PW: It's quite exciting to talk to someone I grew up watching on TV.
Big Bird: Well, I'm very glad to hear that—
Carroll Spinney: Big Bird, get off the line!
PW: I had no idea you also play Oscar the Grouch.
CS: A lot of people are intrigued when they find out that I do both Oscar and Bird, since the characters are so different from each other. They realize I'm not strictly like the bird, though I hope my disposition is a lot more like his. My wife says it is.
BB: I heard that! I love that!
CS: Big Bird, will you get off the line?
Oscar: Yeah, well I'm listening. This lady is much too pleasant.
CS: Oscar, get off the phone! I'm sorry for the interruptions.
PW: That's okay. Why do you think kids relate to Big Bird?
CS: He sees the world through childish eyes, and children identify with him as a friend. I don't think as many kids identify with Oscar, although one time I got a letter from a woman who said she couldn't let her son watch Sesame Street anymore because he totally identified with Oscar. Another boy insisted on watching Sesame Street in a trash can in the living room.
PW: Has Big Bird's personality changed over the years?
CS: At first he was kind of dopey, like Mickey Mouse's pal Goofy. But then one of the scripts called for him to be more like a child. Even though he's 8'2", he's a kid.
PW: Do you consider yourself an actor or a puppeteer?
CS: I've always said puppeteer, but of course, I'm not a bird, so I've got to act him somewhat convincingly. I think I'm an actor who acts with the end of my arms.
PW: In theater, people talk about becoming one with your character. Do you think that's true with puppetry?
CS: I think it is. One time I did a show, and in between shows, [I found that some young people] had pulled one of Big Bird's eyes off and there was a huge area where they'd pulled about a hundred feathers off. My feeling when I saw him on the ground was like, "My child! What have they done to him?" I was in grief. I couldn't even look at him.
PW: What do you think of Barney?
CS: I think a lot of children really love Barney. It seems, though, that Sesame Street endures a little longer with viewers.
PW: I've heard that over the years, Sesame Street's audience has gotten younger.
CS: Yes, it has. It's amazing. Now, lots of one-year-olds have already learned a few letters. When we started, many schools did not approach the alphabet until first grade. The audience made themselves younger.
PW: Have you changed the show in any way because of that?

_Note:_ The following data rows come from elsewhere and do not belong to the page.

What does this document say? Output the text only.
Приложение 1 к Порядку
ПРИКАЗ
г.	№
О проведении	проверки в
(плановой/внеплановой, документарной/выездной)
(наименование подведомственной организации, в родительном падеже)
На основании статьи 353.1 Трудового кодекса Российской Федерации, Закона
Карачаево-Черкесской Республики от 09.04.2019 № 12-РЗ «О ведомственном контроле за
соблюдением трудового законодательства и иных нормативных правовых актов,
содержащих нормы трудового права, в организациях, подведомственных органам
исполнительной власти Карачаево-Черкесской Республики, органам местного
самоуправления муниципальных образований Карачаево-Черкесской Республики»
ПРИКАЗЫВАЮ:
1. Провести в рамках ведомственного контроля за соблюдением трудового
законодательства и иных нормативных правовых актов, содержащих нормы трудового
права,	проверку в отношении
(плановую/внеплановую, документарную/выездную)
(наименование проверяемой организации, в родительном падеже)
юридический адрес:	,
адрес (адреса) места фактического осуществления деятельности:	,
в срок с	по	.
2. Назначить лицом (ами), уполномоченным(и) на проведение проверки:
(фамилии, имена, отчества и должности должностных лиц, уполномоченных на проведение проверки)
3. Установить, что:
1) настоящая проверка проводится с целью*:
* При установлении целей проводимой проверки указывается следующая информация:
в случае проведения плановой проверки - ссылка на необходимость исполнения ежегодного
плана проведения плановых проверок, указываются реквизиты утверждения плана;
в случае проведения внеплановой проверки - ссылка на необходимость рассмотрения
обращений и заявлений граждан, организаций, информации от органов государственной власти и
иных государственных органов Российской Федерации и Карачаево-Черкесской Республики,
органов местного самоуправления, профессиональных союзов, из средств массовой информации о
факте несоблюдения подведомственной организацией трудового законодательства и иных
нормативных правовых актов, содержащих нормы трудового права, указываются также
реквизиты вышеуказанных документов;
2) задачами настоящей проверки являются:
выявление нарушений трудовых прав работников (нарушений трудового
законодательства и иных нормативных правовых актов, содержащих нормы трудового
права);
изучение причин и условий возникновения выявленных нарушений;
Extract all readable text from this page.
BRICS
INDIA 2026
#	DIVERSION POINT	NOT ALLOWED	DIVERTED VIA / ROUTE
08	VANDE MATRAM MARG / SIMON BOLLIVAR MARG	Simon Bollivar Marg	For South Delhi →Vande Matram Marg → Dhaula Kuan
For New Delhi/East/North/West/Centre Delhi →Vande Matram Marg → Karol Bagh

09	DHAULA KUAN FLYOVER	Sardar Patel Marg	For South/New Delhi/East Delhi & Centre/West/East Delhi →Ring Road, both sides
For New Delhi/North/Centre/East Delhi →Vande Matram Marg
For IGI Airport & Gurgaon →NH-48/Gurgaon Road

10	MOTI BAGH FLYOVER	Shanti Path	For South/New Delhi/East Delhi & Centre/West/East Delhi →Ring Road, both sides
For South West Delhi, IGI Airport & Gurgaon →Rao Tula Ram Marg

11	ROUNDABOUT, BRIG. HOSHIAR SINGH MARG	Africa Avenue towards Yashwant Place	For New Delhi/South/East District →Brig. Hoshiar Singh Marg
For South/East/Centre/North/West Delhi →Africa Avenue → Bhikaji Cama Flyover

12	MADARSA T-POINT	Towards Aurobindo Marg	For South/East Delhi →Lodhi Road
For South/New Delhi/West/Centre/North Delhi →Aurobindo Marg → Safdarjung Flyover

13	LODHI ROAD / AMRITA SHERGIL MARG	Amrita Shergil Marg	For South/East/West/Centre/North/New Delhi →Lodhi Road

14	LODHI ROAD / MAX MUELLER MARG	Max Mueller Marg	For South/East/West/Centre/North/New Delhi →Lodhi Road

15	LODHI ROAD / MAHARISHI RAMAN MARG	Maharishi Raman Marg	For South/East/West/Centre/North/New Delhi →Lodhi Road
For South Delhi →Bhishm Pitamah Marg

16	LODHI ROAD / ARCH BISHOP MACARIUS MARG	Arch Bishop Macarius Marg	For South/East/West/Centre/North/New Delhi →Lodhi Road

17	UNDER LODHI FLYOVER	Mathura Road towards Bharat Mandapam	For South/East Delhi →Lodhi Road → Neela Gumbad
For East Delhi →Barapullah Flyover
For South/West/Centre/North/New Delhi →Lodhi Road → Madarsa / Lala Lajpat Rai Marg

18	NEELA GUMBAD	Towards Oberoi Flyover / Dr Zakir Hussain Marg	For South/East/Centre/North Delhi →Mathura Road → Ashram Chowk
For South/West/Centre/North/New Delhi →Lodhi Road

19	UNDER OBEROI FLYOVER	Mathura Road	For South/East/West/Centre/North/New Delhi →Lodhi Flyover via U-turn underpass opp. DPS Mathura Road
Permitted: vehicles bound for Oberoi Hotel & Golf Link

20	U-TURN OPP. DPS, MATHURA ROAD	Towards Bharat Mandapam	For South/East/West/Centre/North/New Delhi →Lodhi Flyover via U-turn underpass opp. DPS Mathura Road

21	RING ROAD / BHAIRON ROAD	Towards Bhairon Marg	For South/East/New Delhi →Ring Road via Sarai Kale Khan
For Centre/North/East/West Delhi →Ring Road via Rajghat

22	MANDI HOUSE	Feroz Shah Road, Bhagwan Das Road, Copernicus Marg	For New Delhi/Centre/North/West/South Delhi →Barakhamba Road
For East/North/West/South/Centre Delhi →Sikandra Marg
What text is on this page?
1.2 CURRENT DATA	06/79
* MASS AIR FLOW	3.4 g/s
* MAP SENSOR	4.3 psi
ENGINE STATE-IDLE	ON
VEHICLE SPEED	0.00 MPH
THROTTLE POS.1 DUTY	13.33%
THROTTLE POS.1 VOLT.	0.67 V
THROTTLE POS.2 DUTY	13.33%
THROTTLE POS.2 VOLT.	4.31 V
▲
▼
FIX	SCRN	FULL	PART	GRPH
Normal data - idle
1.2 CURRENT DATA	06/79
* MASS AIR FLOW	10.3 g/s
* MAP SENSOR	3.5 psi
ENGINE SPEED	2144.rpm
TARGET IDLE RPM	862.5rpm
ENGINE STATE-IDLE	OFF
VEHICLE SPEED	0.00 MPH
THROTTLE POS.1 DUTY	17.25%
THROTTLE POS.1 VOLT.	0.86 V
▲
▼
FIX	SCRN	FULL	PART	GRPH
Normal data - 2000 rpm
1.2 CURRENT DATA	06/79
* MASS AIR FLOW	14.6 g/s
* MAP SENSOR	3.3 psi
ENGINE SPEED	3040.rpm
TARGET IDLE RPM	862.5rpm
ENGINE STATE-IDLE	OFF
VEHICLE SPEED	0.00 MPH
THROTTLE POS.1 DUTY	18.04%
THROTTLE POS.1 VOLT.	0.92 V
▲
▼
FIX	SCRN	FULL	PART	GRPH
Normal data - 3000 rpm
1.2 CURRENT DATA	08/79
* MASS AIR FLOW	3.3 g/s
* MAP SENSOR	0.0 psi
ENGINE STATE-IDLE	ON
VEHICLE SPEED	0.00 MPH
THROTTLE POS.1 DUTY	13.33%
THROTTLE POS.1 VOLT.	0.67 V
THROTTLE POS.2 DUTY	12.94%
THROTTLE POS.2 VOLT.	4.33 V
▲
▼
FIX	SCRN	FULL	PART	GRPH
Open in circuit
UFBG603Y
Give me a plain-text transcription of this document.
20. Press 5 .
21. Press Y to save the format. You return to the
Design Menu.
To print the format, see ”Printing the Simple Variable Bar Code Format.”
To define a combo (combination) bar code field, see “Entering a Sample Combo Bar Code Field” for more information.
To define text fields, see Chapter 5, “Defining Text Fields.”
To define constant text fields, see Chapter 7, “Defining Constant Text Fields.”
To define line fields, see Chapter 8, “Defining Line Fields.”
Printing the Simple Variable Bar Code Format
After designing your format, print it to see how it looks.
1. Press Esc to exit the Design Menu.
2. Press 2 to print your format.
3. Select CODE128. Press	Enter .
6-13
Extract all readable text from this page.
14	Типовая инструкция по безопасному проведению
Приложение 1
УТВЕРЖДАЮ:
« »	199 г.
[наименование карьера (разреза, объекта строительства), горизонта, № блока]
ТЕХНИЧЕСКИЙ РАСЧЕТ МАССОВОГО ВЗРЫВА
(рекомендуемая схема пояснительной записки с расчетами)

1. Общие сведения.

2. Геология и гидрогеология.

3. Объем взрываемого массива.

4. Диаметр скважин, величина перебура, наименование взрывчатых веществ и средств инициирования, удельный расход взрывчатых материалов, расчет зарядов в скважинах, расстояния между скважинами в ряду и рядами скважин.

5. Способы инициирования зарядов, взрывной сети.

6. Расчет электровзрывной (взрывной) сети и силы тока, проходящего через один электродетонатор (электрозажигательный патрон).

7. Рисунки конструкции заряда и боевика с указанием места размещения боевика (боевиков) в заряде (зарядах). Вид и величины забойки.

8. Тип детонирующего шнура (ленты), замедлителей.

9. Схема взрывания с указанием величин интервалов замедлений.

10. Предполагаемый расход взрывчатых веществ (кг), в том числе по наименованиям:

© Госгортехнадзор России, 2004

CS: Yes. For example, the early shows had a lot of "commercials" (for example, for the letter A). Scenes were quite short. Now research shows kids actually have a longer attention span, so we will open the show with a story that has no interference—i.e., "commercials"—at all. We also found that children really love Elmo, so now he has his own segment.
PW: You're 69 and have been playing Big Bird for 31 years. Any plans to retire?
CS: None at all. So far I'm not any weaker than I was any other years, so I feel the job is still mine. It's too exciting. It's like a childhood dream [come true].
PW: What quality should the next Big Bird possess?
CS: To be thoughtful and compassionate.